Eh bien, il y avait ce client. Il cherchait quelqu’un pour guider un grand groupe de touristes à travers l’Europe et a demandé mon aide. J’ai appelé tout le monde que je connaissais, mais personne n’avait le temps ou l’expérience pour guider les gens à travers les villes européennes. Donc, je me suis proposé. Quatre mois plus tard, je déménageais en Californie. C’est grâce à des amis que j’ai appris à connaître une agence de voyage qui offre des visites autour du monde. Mais à cette époque, ils n’avaient pas besoin de nouveaux guides touristiques, et qui étais-je pour offrir mes services de toute façon ?

J’ai donc commencé une carrière comme instructeur de ski dans les montagnes jusqu’au jour où je ai reçu un appel : Ils avaient besoin d’un guide pour un voyage de deux semaines dans le Pacifique Sud et en Australie. « Génial ! », je me suis dis comme ça je peux doucement quitter mon emploi ici et revenir en Californie. Mais pas vraiment… Le voyage a commencé deux jours plus tard, alors j’ai dû faire mes affaires rapidement, partir dans une hâte totale et monté à bord de l’avion pour l’Australie. Voilà comment cela fonctionne en Amérique, et c’est ainsi que ma carrière comme un guide a commencé !

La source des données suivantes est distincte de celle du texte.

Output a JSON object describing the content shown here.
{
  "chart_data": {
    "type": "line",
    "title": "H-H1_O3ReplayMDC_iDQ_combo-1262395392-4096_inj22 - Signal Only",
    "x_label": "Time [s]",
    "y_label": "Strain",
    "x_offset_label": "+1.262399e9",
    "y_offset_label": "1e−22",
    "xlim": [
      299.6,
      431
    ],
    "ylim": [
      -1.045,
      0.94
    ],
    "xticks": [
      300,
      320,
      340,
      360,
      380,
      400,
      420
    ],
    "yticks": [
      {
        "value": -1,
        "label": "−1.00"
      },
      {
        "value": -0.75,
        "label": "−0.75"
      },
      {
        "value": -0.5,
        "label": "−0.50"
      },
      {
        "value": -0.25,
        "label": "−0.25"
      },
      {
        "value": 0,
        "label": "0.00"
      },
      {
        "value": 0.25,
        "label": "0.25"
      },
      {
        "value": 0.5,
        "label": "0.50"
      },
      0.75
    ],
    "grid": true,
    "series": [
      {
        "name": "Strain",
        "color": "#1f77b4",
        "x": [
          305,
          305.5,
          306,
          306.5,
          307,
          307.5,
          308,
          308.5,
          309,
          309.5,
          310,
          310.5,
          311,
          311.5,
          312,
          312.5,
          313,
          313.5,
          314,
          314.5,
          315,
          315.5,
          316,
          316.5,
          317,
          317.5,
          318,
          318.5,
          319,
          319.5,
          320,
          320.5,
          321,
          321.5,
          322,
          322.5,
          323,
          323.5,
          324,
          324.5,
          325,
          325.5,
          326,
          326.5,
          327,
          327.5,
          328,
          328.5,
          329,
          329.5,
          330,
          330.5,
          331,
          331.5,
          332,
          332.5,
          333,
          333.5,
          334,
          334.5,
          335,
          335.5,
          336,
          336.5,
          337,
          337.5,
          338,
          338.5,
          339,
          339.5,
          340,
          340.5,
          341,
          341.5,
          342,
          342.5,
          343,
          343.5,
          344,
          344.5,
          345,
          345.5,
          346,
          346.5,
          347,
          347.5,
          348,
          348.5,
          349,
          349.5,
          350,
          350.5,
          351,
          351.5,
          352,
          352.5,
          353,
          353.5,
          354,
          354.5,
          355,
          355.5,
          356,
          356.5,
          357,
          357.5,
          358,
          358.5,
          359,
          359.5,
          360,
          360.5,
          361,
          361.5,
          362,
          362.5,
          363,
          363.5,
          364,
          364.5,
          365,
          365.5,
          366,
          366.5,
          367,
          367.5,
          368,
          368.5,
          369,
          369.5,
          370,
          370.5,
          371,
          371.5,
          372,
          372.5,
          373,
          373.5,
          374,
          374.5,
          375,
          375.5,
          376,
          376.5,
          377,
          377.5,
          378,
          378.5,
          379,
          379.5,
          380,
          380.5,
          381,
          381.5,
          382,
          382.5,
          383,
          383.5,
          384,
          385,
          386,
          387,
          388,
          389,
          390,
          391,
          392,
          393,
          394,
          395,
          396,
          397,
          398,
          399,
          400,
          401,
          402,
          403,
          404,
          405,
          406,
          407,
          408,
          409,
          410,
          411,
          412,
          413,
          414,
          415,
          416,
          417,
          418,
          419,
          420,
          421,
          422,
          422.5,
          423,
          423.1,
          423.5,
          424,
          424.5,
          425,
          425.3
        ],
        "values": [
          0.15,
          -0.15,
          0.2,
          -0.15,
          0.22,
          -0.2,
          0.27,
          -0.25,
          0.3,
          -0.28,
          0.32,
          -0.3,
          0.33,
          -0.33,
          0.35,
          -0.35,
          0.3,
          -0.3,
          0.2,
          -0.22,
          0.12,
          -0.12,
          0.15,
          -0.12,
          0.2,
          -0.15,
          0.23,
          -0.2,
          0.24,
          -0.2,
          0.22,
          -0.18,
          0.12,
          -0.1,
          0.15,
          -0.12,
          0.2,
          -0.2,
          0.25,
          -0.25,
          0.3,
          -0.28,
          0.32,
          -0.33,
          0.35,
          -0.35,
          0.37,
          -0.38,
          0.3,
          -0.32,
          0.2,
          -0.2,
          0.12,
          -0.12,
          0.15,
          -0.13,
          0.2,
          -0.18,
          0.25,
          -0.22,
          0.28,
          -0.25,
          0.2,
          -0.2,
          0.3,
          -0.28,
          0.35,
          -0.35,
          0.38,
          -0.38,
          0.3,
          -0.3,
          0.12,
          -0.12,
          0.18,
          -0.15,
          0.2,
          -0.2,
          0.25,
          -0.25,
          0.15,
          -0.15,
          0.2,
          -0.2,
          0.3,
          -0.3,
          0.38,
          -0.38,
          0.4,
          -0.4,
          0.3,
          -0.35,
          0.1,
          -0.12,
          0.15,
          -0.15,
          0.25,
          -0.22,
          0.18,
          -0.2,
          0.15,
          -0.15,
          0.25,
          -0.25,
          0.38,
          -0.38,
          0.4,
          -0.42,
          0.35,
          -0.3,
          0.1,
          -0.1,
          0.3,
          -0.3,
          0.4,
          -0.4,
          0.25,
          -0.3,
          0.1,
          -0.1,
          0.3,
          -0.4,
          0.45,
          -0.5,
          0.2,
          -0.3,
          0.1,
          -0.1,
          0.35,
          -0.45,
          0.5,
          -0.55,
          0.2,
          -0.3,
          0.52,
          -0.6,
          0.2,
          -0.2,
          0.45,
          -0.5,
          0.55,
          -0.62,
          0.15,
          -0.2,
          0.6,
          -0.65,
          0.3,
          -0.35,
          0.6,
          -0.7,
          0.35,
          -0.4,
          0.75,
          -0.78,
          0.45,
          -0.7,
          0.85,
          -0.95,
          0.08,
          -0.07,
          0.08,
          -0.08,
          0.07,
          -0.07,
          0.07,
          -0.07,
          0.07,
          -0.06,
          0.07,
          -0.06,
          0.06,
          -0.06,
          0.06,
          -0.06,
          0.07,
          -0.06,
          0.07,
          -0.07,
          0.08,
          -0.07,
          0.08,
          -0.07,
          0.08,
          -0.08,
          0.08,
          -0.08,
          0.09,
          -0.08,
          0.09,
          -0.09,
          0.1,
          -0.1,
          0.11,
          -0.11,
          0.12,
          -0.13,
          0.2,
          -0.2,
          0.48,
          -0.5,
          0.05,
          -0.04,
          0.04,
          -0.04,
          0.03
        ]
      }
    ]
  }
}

Les aventures d’un guide : Voyager dans les zones désertiques et les conflits

Je vis une vie pleine d’aventures. Aucune voyage est comme un autre, et aucun groupe de touristes est comme le précédent. Mais vous ne devez pas oublier que comme vous êtes guide vous portez l’entière responsabilité de l’ensemble du groupe à tout moment. Ne sous-estimez pas ce qui suit : Si quelque chose arrive, si quelqu’un tombe malade, si un vol est annulé, ou si la situation politique dans le pays change – vous êtes le seul qui doit trouver la solution à cela.

Y a t-il eu des situations vraiment intenses que vous avez rencontré ?

Bien sûr, il y avait des situations qu’on ne peut pas prévoir. Lors d’un voyage à Kaboul l’ensemble du groupe a été arrêté et interrogé pendant des heures, car apparemment il y avait de nombreux assassinats dans le pays à cette époque. Personne ne se souciait que nous étions des touristes américains. Une autre fois, nous avons dû faire atterrir un avion au milieu de l’outback en Australie parce que les deux hélices était en panne. Nous avons reçu de l’aide presque immédiatement, et le lendemain nous étions en une de tous les journaux et de toutes les chaînes de télévision.

Durant un voyage à travers l’Afrique les gens sont tombés malades du paludisme et je me souviens d’un incident assez bizarre quand un éléphant est venu dans notre bivouac. Nous étions tous assez paniqué et je pensais que l’éléphant écraserait toutes nos affaires, mais c’était juste pour renifler, à la recherche de quelque chose à manger.

Somalie
Somalie : Rolf Hilderbrand dans le désert somalien avec une tortue léopard

Vous avez également visité ses pays qui sont politiquement instables. Comment les gens vous traitent en tant que touriste ?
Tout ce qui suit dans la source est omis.